Comunque un’opportunità?

«Un’ottima vetrina: lavoriamo in un mondo martoriato da un anno, in un campo (quello della musica vocale) poco valorizzato: riuscire a partecipare anche solo per un minuto e mezzo a un programma tv ha permesso di far conoscere il nostro progetto. Anche, paradossalmente, a livello locale!».

Quindi la tv aiuta (ancora) più del web per farsi conoscere al grande pubblico?
«Ti dà ancora un’autorevolezza diversa, rispetto al web. Ciò non vuol dire che chi fa tv è più bravo.

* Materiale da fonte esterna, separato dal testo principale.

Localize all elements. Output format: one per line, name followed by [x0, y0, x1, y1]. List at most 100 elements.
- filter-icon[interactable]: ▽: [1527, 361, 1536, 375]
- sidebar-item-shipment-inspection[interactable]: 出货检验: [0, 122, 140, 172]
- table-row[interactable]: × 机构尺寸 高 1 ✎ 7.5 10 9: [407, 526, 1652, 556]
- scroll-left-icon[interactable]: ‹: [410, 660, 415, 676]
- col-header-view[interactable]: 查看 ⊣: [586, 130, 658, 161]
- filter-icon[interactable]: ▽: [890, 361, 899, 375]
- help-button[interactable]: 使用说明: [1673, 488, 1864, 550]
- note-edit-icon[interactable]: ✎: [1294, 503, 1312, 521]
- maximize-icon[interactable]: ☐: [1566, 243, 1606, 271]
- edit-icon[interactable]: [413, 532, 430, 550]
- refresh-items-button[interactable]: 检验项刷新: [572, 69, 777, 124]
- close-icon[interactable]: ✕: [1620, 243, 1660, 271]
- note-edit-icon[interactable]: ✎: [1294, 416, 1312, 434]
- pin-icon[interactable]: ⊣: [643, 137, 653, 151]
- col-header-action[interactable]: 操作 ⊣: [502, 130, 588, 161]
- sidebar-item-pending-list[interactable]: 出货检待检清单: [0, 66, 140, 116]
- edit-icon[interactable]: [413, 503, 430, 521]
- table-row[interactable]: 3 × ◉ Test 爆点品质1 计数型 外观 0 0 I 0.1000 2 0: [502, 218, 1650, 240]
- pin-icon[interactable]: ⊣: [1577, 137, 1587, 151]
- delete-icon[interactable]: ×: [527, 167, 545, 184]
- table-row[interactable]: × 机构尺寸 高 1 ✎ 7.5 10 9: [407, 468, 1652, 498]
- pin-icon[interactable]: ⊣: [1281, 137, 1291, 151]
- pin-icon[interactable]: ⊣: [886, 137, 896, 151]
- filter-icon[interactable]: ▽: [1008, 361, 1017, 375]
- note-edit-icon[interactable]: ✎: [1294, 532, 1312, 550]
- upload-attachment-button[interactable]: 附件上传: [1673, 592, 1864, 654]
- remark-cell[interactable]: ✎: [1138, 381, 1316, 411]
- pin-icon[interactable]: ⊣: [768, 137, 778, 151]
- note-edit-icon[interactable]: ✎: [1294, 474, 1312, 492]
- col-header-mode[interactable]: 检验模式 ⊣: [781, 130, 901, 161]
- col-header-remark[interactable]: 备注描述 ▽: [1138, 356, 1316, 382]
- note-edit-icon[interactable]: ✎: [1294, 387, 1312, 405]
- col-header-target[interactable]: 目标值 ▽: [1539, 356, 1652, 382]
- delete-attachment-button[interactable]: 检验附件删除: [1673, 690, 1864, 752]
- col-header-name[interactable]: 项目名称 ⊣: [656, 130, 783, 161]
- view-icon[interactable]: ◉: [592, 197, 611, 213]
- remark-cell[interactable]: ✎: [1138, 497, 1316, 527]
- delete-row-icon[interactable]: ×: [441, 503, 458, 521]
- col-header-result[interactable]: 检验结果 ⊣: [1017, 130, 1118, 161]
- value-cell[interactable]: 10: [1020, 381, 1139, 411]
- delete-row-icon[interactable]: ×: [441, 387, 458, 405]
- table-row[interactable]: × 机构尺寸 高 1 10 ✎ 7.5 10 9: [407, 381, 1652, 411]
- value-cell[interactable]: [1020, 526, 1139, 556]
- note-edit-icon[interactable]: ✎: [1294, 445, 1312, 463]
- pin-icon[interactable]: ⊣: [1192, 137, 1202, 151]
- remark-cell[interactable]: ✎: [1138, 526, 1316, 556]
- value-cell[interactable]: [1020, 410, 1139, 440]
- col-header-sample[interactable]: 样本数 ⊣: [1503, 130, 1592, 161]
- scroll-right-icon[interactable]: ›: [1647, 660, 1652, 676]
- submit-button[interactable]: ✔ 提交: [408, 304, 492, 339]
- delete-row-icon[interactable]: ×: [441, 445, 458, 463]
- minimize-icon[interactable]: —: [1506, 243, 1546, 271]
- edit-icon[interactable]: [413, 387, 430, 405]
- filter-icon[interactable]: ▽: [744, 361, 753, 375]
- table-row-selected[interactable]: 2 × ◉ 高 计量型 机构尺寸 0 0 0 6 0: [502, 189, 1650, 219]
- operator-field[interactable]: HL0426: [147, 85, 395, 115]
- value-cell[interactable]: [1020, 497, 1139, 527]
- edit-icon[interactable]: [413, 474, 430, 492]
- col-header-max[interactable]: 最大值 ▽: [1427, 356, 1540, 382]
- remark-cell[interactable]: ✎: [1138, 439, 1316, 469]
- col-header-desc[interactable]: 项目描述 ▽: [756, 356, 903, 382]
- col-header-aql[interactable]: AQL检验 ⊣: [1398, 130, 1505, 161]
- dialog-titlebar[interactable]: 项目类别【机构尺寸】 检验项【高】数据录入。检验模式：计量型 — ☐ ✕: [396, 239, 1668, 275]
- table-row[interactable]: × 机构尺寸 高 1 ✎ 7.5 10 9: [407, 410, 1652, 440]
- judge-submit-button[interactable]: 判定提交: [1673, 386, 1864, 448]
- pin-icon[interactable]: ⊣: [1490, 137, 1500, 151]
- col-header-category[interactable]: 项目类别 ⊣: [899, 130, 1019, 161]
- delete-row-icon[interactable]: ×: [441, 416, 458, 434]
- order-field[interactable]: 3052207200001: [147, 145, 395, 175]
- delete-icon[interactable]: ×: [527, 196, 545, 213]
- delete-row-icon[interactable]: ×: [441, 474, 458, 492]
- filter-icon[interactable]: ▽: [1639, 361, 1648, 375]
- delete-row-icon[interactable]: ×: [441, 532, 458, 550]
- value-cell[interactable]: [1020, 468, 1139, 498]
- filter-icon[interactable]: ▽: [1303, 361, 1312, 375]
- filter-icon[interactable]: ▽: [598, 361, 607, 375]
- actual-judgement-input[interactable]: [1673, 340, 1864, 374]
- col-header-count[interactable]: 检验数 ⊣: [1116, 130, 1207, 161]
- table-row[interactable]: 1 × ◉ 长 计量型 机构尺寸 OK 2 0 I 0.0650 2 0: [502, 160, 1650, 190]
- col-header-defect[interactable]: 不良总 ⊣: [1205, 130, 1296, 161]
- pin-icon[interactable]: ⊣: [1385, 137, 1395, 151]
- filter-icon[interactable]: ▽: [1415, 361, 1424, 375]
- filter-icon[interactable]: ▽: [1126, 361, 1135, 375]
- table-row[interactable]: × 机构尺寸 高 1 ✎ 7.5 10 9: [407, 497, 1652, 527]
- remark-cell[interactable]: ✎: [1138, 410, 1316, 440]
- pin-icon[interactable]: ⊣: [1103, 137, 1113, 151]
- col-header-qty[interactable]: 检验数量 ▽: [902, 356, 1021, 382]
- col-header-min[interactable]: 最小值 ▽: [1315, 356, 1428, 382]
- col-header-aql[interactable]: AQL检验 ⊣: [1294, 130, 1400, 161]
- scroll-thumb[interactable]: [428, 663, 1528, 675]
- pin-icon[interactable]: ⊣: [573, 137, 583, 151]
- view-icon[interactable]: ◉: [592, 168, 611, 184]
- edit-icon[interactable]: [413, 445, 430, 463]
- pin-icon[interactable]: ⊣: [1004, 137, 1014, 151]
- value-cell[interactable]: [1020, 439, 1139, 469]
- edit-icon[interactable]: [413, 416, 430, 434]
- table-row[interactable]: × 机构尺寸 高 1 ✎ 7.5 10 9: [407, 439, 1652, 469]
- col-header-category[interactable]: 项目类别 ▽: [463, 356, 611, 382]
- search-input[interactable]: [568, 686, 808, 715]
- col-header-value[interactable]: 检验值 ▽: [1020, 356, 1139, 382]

Ad esempio, a noi il web ha dato una grossa mano: una condivisione fatta da Nicolò Fabi di una nostra “cover” di un suo brano ci ha portato una grande notorietà».

L’attuale fase della musica i­ta­liana permette di sperimentare?
«È fondamentale fare qualcosa di qualità. E che sia “vero”. Il mercato musicale è immenso, ma c’è una fetta per tutti, bisogna avere pazienza che arrivi. Certo, ogni tanto ci sale il dubbio che quello che proponiamo non sia adeguato, non “piaccia”: ma questo è quello che facciamo, non siamo “altro”».

I prossimi step dei Rebel Bit?
«Lunedì (29 marzo, ndr) è uscito il nostro nuovo singolo: “Ou­t­side” è un brano originale, già ascoltato in Paper Flights, ma con un’aggiunta molto sostanziosa di elettronica. Abbiamo in cantiere un Ep con brani nuovi che contiamo di far uscire nei prossimi mesi. Un’e­voluzione del nostro linguaggio musicale, più che artistica, attraverso la quale contiamo di avvicinarci di più al mercato della musica elettronica».